The scintillating scotoma actually did continue. It didn’t show up very often and I could fade it out by using calming techniques: deep breathing and keeping my eyes closed for a minute or two. With four kids and a rather large house, I think I am allowed some stress. These did settle it down, and quickly.
This method worked really well up until about February, when my headaches started. I probably should have discussed it with my cancer team when they were becoming more frequent and annoying. Maybe even insisting on noggin scans. Admittedly, I did not as I thought it was the anxiety about Covid-19 that was causing the lightning and the headaches. I believe Dr. C was thinking the same thing.
These are weird times.
Back to the ER visit.
Last night, I was not only seeing the bright shapes, I was not able to speak properly. My brain was not allowing me to speak the words that I wanted. What popped out was a jumble of nonsense. I heard it come out and I knew it wasn’t right. It took a lot of work for me to say what I wanted to say.
Adding in a large headache to the above symptoms had my husband on the phone with Dr. C. He had me go straight to the ER.
I had a blood draw and a CT scan.
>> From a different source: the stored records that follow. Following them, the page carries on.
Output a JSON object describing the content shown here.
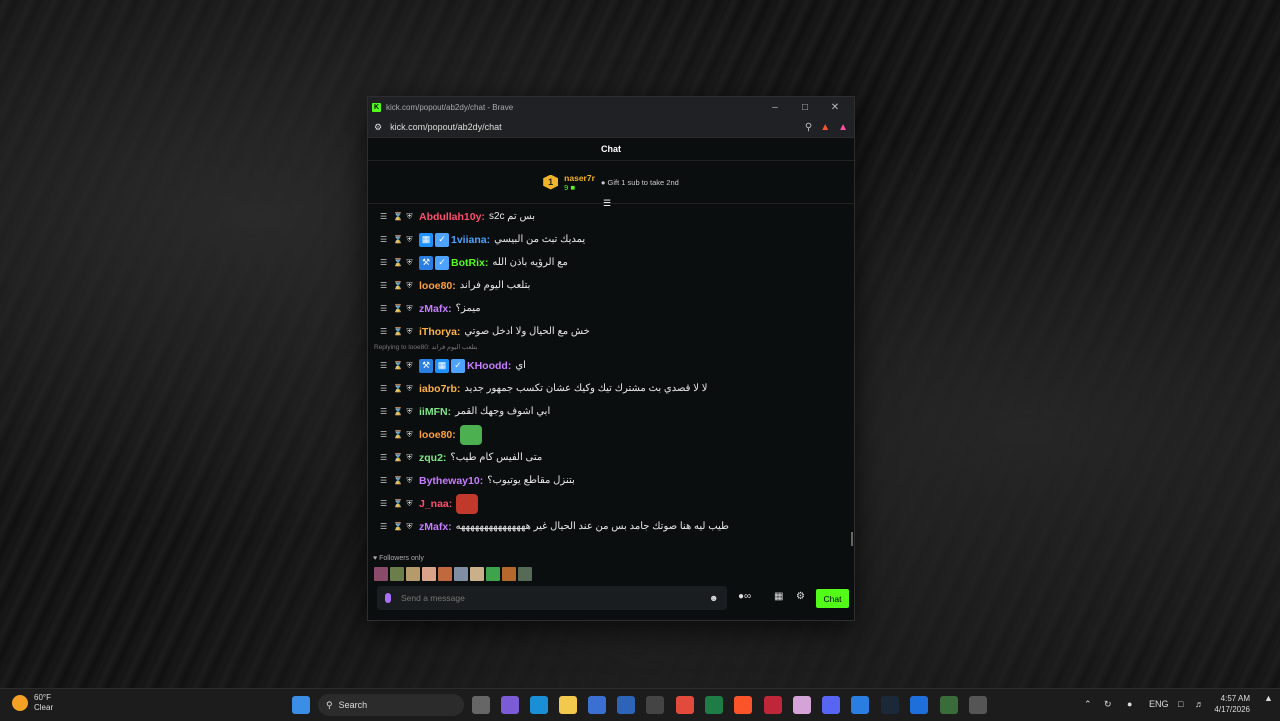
{
  "window": {
    "title": "kick.com/popout/ab2dy/chat - Brave",
    "url": "kick.com/popout/ab2dy/chat"
  },
  "chat": {
    "header": "Chat",
    "pinned": {
      "rank": "1",
      "username": "naser7r",
      "gift_count": "9",
      "cta": "Gift 1 sub to take 2nd"
    },
    "messages": [
      {
        "user": "Abdullah10y:",
        "text": "s2c بس تم",
        "color": "#ff4d6d",
        "icons": []
      },
      {
        "user": "1viiana:",
        "text": "يمديك تبث من البيسي",
        "color": "#4da3ff",
        "icons": [
          "og-badge",
          "verified-badge"
        ]
      },
      {
        "user": "BotRix:",
        "text": "مع الرؤيه باذن الله",
        "color": "#53fc18",
        "icons": [
          "mod-badge",
          "verified-badge"
        ]
      },
      {
        "user": "looe80:",
        "text": "بتلعب اليوم فراند",
        "color": "#ff9f40",
        "icons": []
      },
      {
        "user": "zMafx:",
        "text": "ميمز؟",
        "color": "#c77dff",
        "icons": []
      },
      {
        "user": "iThorya:",
        "text": "خش مع الحيال ولا ادخل صوتي",
        "color": "#ffb347",
        "icons": []
      },
      {
        "reply": "Replying to looe80: بتلعب اليوم فراند"
      },
      {
        "user": "KHoodd:",
        "text": "اي",
        "color": "#c77dff",
        "icons": [
          "mod-badge",
          "og-badge",
          "verified-badge"
        ]
      },
      {
        "user": "iabo7rb:",
        "text": "لا لا قصدي بث مشترك تيك وكيك عشان تكسب جمهور جديد",
        "color": "#ffb347",
        "icons": []
      },
      {
        "user": "iiMFN:",
        "text": "ابي اشوف وجهك القمر",
        "color": "#7ee787",
        "icons": []
      },
      {
        "user": "looe80:",
        "text": "",
        "color": "#ff9f40",
        "icons": [],
        "emote": "#4caf50"
      },
      {
        "user": "zqu2:",
        "text": "متى الفيس كام طيب؟",
        "color": "#7ee787",
        "icons": []
      },
      {
        "user": "Bytheway10:",
        "text": "بتنزل مقاطع يوتيوب؟",
        "color": "#c77dff",
        "icons": []
      },
      {
        "user": "J_naa:",
        "text": "",
        "color": "#ff4d6d",
        "icons": [],
        "emote": "#c0392b"
      },
      {
        "user": "zMafx:",
        "text": "طيب ليه هنا صوتك جامد بس من عند الحيال غير هههههههههههههههه",
        "color": "#c77dff",
        "icons": []
      }
    ],
    "followers_label": "Followers only",
    "input_placeholder": "Send a message",
    "send_label": "Chat"
  },
  "taskbar": {
    "temperature": "60°F",
    "condition": "Clear",
    "search_label": "Search",
    "lang": "ENG",
    "time": "4:57 AM",
    "date": "4/17/2026"
  }
}
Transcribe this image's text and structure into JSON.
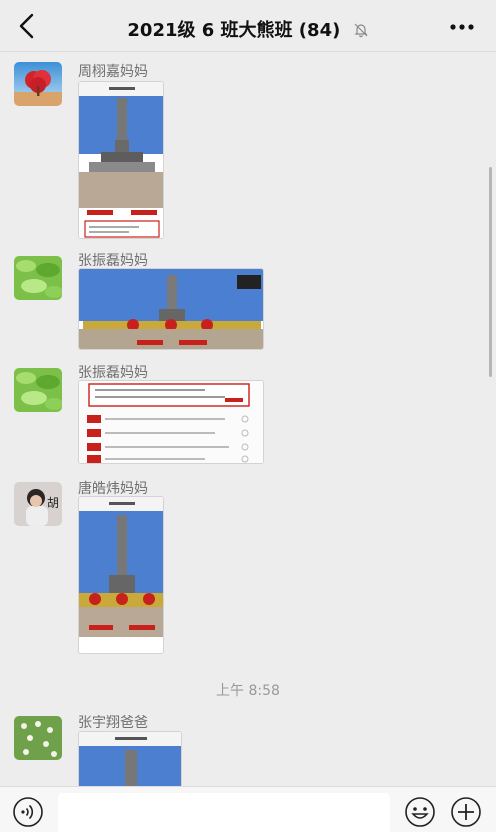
{
  "header": {
    "title": "2021级 6 班大熊班 (84)",
    "back_icon": "chevron-left-icon",
    "mute_icon": "bell-off-icon",
    "more_icon": "ellipsis-icon"
  },
  "messages": [
    {
      "sender": "周栩嘉妈妈",
      "avatar": "heart-tree-avatar",
      "image": "monument-screenshot-portrait"
    },
    {
      "sender": "张振磊妈妈",
      "avatar": "green-leaves-avatar",
      "image": "monument-screenshot-landscape"
    },
    {
      "sender": "张振磊妈妈",
      "avatar": "green-leaves-avatar",
      "image": "quiz-result-screenshot"
    },
    {
      "sender": "唐皓炜妈妈",
      "avatar": "child-photo-avatar",
      "avatar_text": "胡",
      "image": "monument-screenshot-portrait"
    }
  ],
  "timestamp": "上午 8:58",
  "last_message": {
    "sender": "张宇翔爸爸",
    "avatar": "flowers-avatar",
    "image": "monument-screenshot-portrait"
  },
  "footer": {
    "voice_icon": "voice-icon",
    "input_value": "",
    "emoji_icon": "emoji-icon",
    "plus_icon": "plus-circle-icon"
  },
  "colors": {
    "background": "#ededed",
    "banner_red": "#c8201a",
    "sky_blue": "#4d7fd0"
  }
}
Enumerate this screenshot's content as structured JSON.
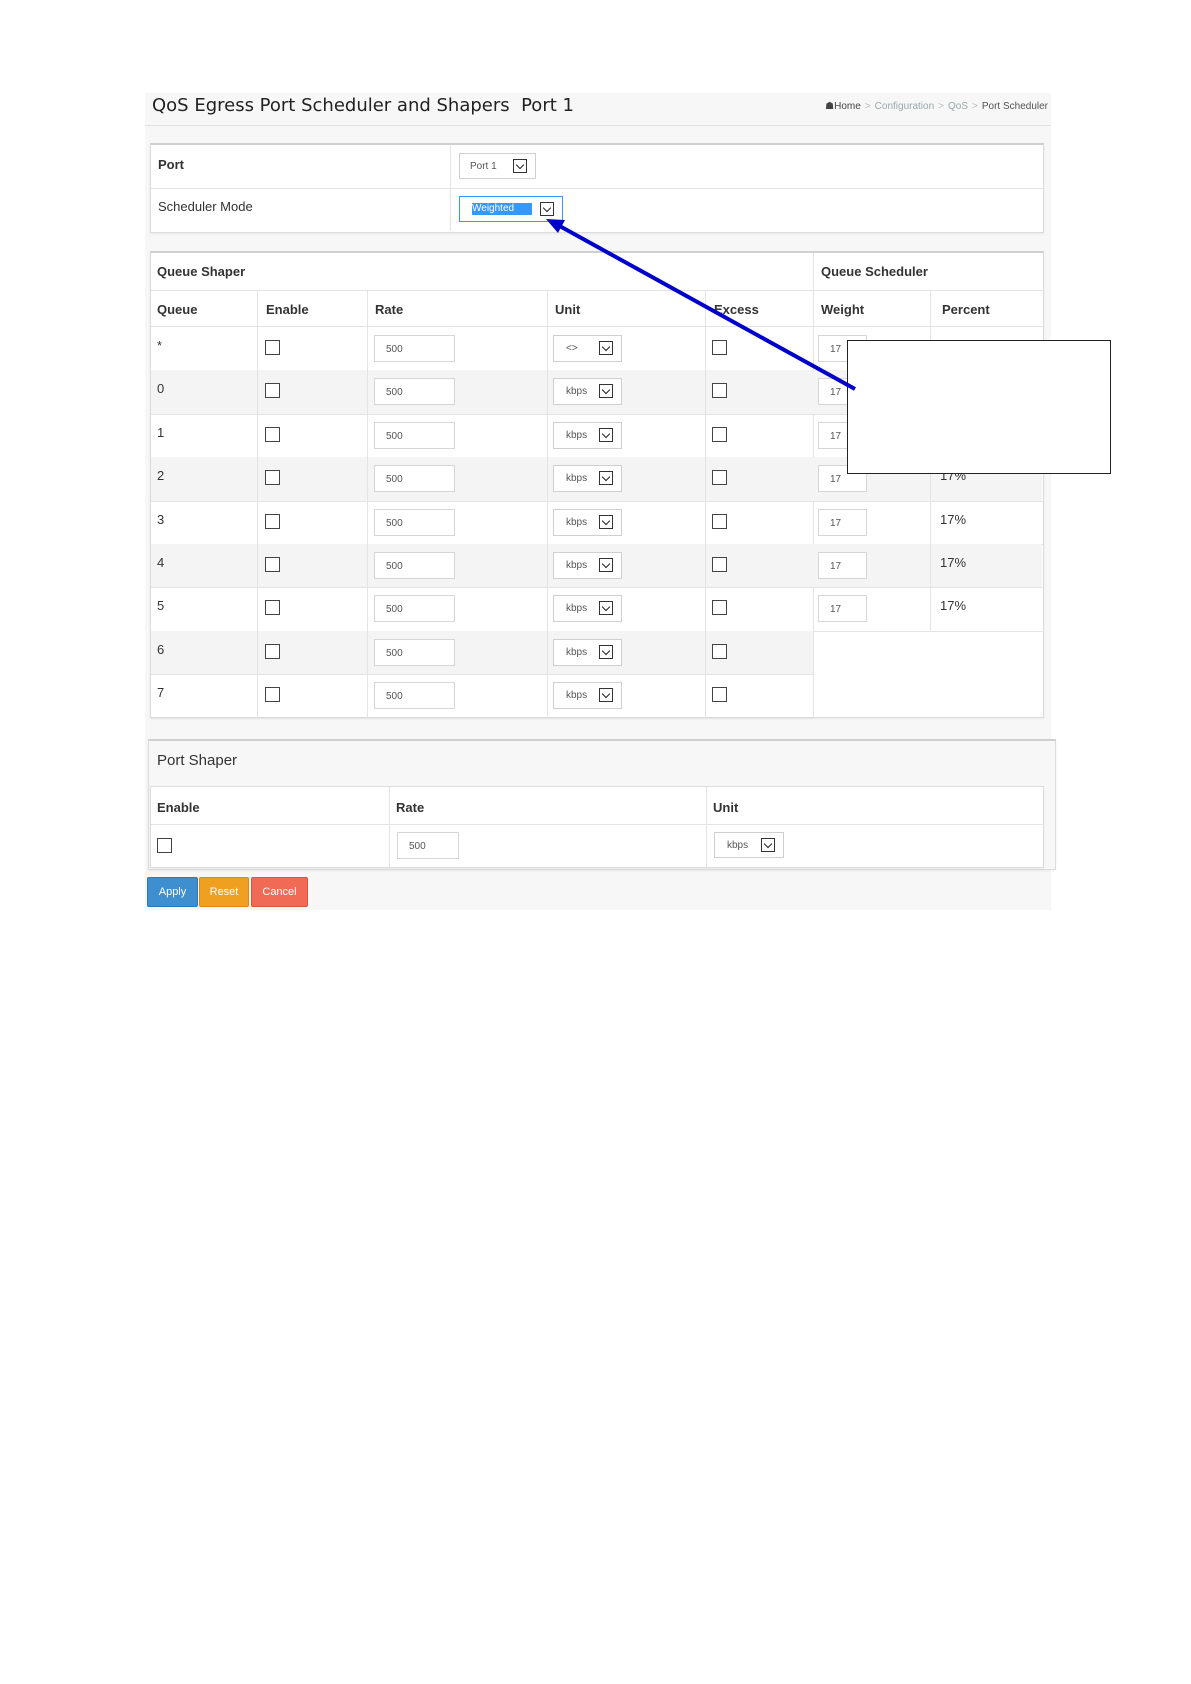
{
  "title": "QoS Egress Port Scheduler and Shapers  Port 1",
  "breadcrumb": {
    "home": "Home",
    "items": [
      "Configuration",
      "QoS",
      "Port Scheduler"
    ],
    "separator": ">"
  },
  "port_panel": {
    "port_label": "Port",
    "port_value": "Port 1",
    "mode_label": "Scheduler Mode",
    "mode_value": "Weighted"
  },
  "queue_panel": {
    "group_shaper": "Queue Shaper",
    "group_scheduler": "Queue Scheduler",
    "headers": {
      "queue": "Queue",
      "enable": "Enable",
      "rate": "Rate",
      "unit": "Unit",
      "excess": "Excess",
      "weight": "Weight",
      "percent": "Percent"
    },
    "rows": [
      {
        "queue": "*",
        "rate": "500",
        "unit": "<>",
        "weight": "17",
        "percent": ""
      },
      {
        "queue": "0",
        "rate": "500",
        "unit": "kbps",
        "weight": "17",
        "percent": ""
      },
      {
        "queue": "1",
        "rate": "500",
        "unit": "kbps",
        "weight": "17",
        "percent": ""
      },
      {
        "queue": "2",
        "rate": "500",
        "unit": "kbps",
        "weight": "17",
        "percent": "17%"
      },
      {
        "queue": "3",
        "rate": "500",
        "unit": "kbps",
        "weight": "17",
        "percent": "17%"
      },
      {
        "queue": "4",
        "rate": "500",
        "unit": "kbps",
        "weight": "17",
        "percent": "17%"
      },
      {
        "queue": "5",
        "rate": "500",
        "unit": "kbps",
        "weight": "17",
        "percent": "17%"
      },
      {
        "queue": "6",
        "rate": "500",
        "unit": "kbps"
      },
      {
        "queue": "7",
        "rate": "500",
        "unit": "kbps"
      }
    ]
  },
  "port_shaper": {
    "title": "Port Shaper",
    "headers": {
      "enable": "Enable",
      "rate": "Rate",
      "unit": "Unit"
    },
    "rate": "500",
    "unit": "kbps"
  },
  "buttons": {
    "apply": "Apply",
    "reset": "Reset",
    "cancel": "Cancel"
  },
  "colors": {
    "annotation_arrow": "#0000cc",
    "apply": "#3d8fd0",
    "reset": "#f0a020",
    "cancel": "#f06a55",
    "selected_highlight": "#3399ff"
  }
}
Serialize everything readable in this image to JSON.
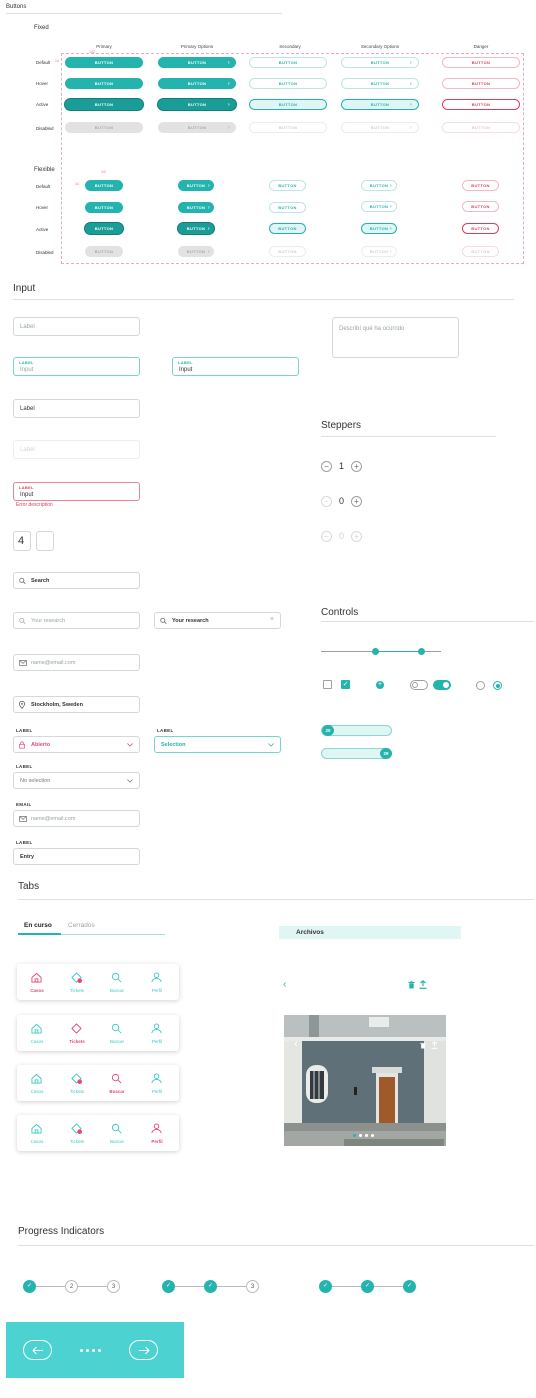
{
  "page_header": "Buttons",
  "buttons": {
    "fixed_title": "Fixed",
    "flexible_title": "Flexible",
    "columns": [
      "Primary",
      "Primary Options",
      "Secondary",
      "Secondary Options",
      "Danger"
    ],
    "rows": [
      "Default",
      "Hover",
      "Active",
      "Disabled"
    ],
    "button_label": "BUTTON",
    "dim_width": "132",
    "dim_height": "14",
    "dim_flex_width": "1/2"
  },
  "input": {
    "title": "Input",
    "label_placeholder": "Label",
    "float_label": "LABEL",
    "input_placeholder": "Input",
    "input_value": "Input",
    "textarea_placeholder": "Describí qué ha ocurrido",
    "plain_label": "Label",
    "disabled_placeholder": "Label",
    "error_label": "LABEL",
    "error_value": "Input",
    "error_description": "Error description",
    "code_digit": "4",
    "search_label": "Search",
    "research_placeholder": "Your research",
    "research_value": "Your research",
    "email_placeholder": "name@email.com",
    "location_value": "Stockholm, Sweden",
    "select_label": "LABEL",
    "select_error_value": "Abierto",
    "select_value": "Selection",
    "select_empty": "No selection",
    "email_label": "EMAIL",
    "entry_label": "LABEL",
    "entry_value": "Entry"
  },
  "steppers": {
    "title": "Steppers",
    "values": [
      "1",
      "0",
      "0"
    ]
  },
  "controls": {
    "title": "Controls",
    "slider_values": [
      "20",
      "29"
    ]
  },
  "tabs": {
    "title": "Tabs",
    "tab_active": "En curso",
    "tab_inactive": "Cerrados",
    "nav_items": [
      "Casos",
      "Tickets",
      "Buscar",
      "Perfil"
    ],
    "archive_title": "Archivos",
    "colors": {
      "accent": "#24b3ad",
      "active": "#e74876",
      "danger": "#e03d55"
    }
  },
  "progress": {
    "title": "Progress Indicators",
    "steps": [
      "1",
      "2",
      "3"
    ]
  }
}
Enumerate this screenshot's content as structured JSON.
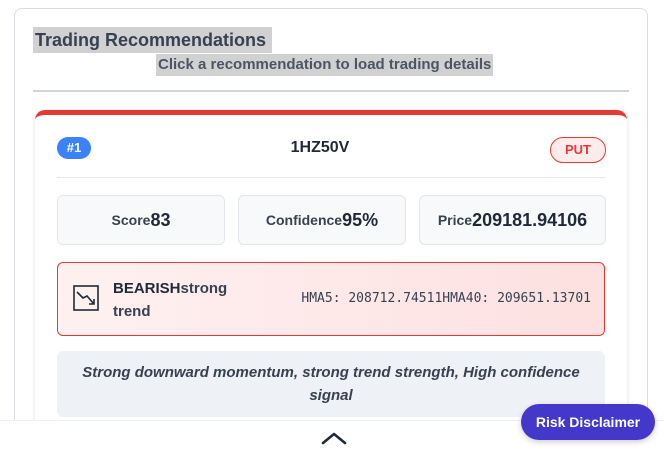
{
  "panel": {
    "title": "Trading Recommendations",
    "subtitle": "Click a recommendation to load trading details"
  },
  "recommendation": {
    "rank": "#1",
    "symbol": "1HZ50V",
    "direction": "PUT",
    "accent_color": "#e53935",
    "metrics": {
      "score_label": "Score",
      "score_value": "83",
      "confidence_label": "Confidence",
      "confidence_value": "95%",
      "price_label": "Price",
      "price_value": "209181.94106"
    },
    "trend": {
      "icon": "trending-down-icon",
      "direction": "BEARISH",
      "strength": "strong trend",
      "hma5": "HMA5: 208712.74511",
      "hma40": "HMA40: 209651.13701"
    },
    "reason": "Strong downward momentum, strong trend strength, High confidence signal"
  },
  "footer": {
    "toggle_icon": "chevron-up-icon",
    "risk_disclaimer_label": "Risk Disclaimer",
    "risk_button_color": "#4338ca"
  }
}
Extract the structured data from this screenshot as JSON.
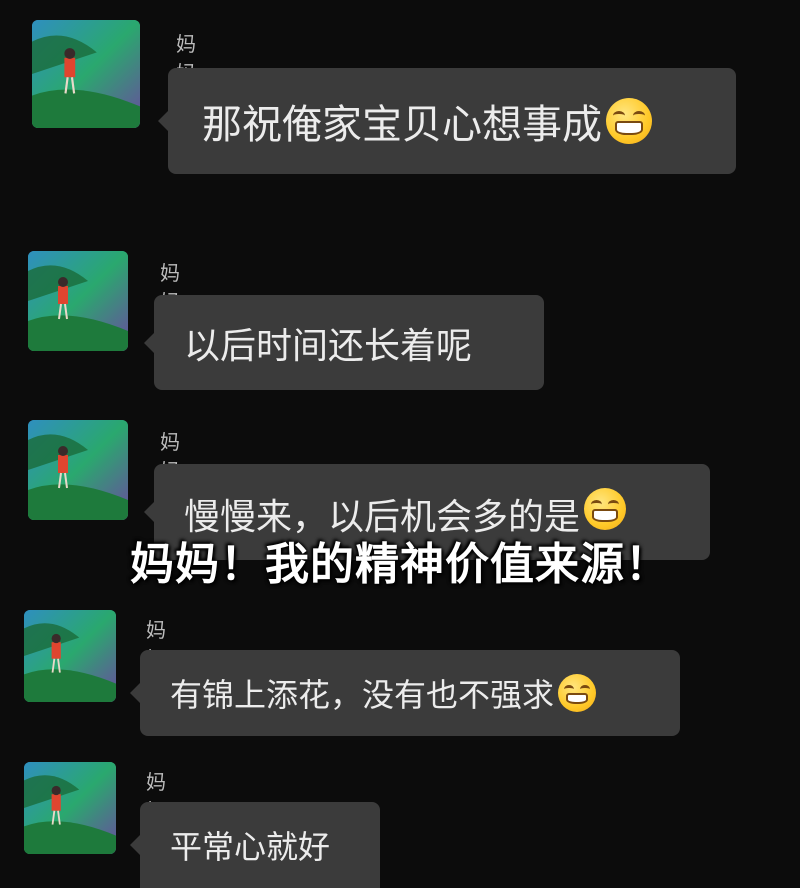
{
  "messages": [
    {
      "sender": "妈妈",
      "text": "那祝俺家宝贝心想事成",
      "emoji": "grinning-emoji"
    },
    {
      "sender": "妈妈",
      "text": "以后时间还长着呢",
      "emoji": ""
    },
    {
      "sender": "妈妈",
      "text": "慢慢来，以后机会多的是",
      "emoji": "grinning-emoji"
    },
    {
      "sender": "妈妈",
      "text": "有锦上添花，没有也不强求",
      "emoji": "grinning-emoji"
    },
    {
      "sender": "妈妈",
      "text": "平常心就好",
      "emoji": ""
    }
  ],
  "overlay_caption": "妈妈！我的精神价值来源！",
  "colors": {
    "background": "#0c0c0c",
    "bubble": "#3b3b3b",
    "sender_text": "#bdbdbd",
    "overlay_text": "#ffffff"
  }
}
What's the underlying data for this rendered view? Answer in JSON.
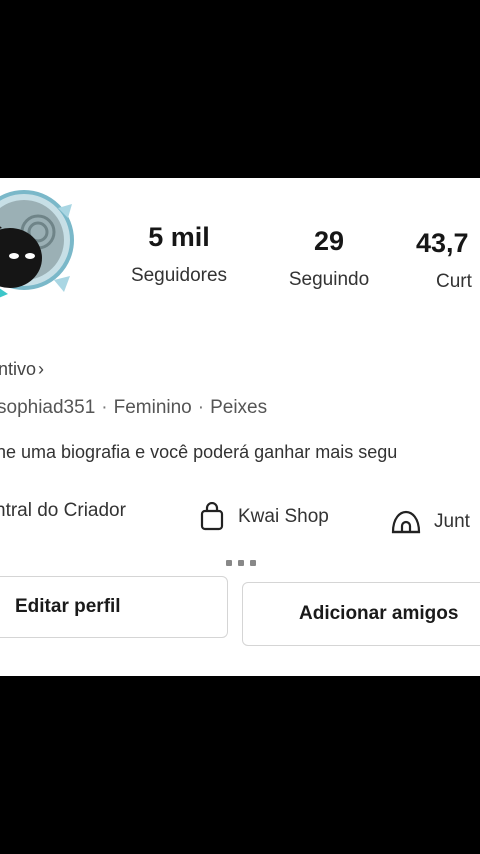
{
  "profile": {
    "stats": [
      {
        "value": "5 mil",
        "label": "Seguidores"
      },
      {
        "value": "29",
        "label": "Seguindo"
      },
      {
        "value": "43,7",
        "label": "Curt"
      }
    ],
    "incentive_link": "ntivo",
    "incentive_chevron": "›",
    "username": "sophiad351",
    "gender": "Feminino",
    "sign": "Peixes",
    "separator": "·",
    "bio_prompt": "ne uma biografia e você poderá ganhar mais segu"
  },
  "tools": [
    {
      "label": "ntral do Criador",
      "icon": "none"
    },
    {
      "label": "Kwai Shop",
      "icon": "shopping-bag-icon"
    },
    {
      "label": "Junt",
      "icon": "dome-icon"
    }
  ],
  "buttons": {
    "edit_profile": "Editar perfil",
    "add_friends": "Adicionar amigos"
  },
  "colors": {
    "background": "#000000",
    "panel": "#ffffff",
    "button_border": "#d5d5d5",
    "avatar_frame": "#7ab8c9"
  }
}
The blood looked okay to the ER doc, apart from low hemoglobin. The scan showed a large number of mets had invaded my head. The doctor recommended full brain radiation and had sent that to Dr. C and my General Practitioner.
He told me that what I had been experiencing was probably less scotoma and more seizures. The tumors were probably causing inflammation and swelling in my brain. This would explain the words and the brighter images that have been affecting me.
I will see my oncologist on Tuesday and I will most likely get an appointment to speak with Dr. J about the radiation. In the meantime, I am taking steroids more often to help with the headaches and a seizure medication to help with the lightning. I will post an update after speaking with them.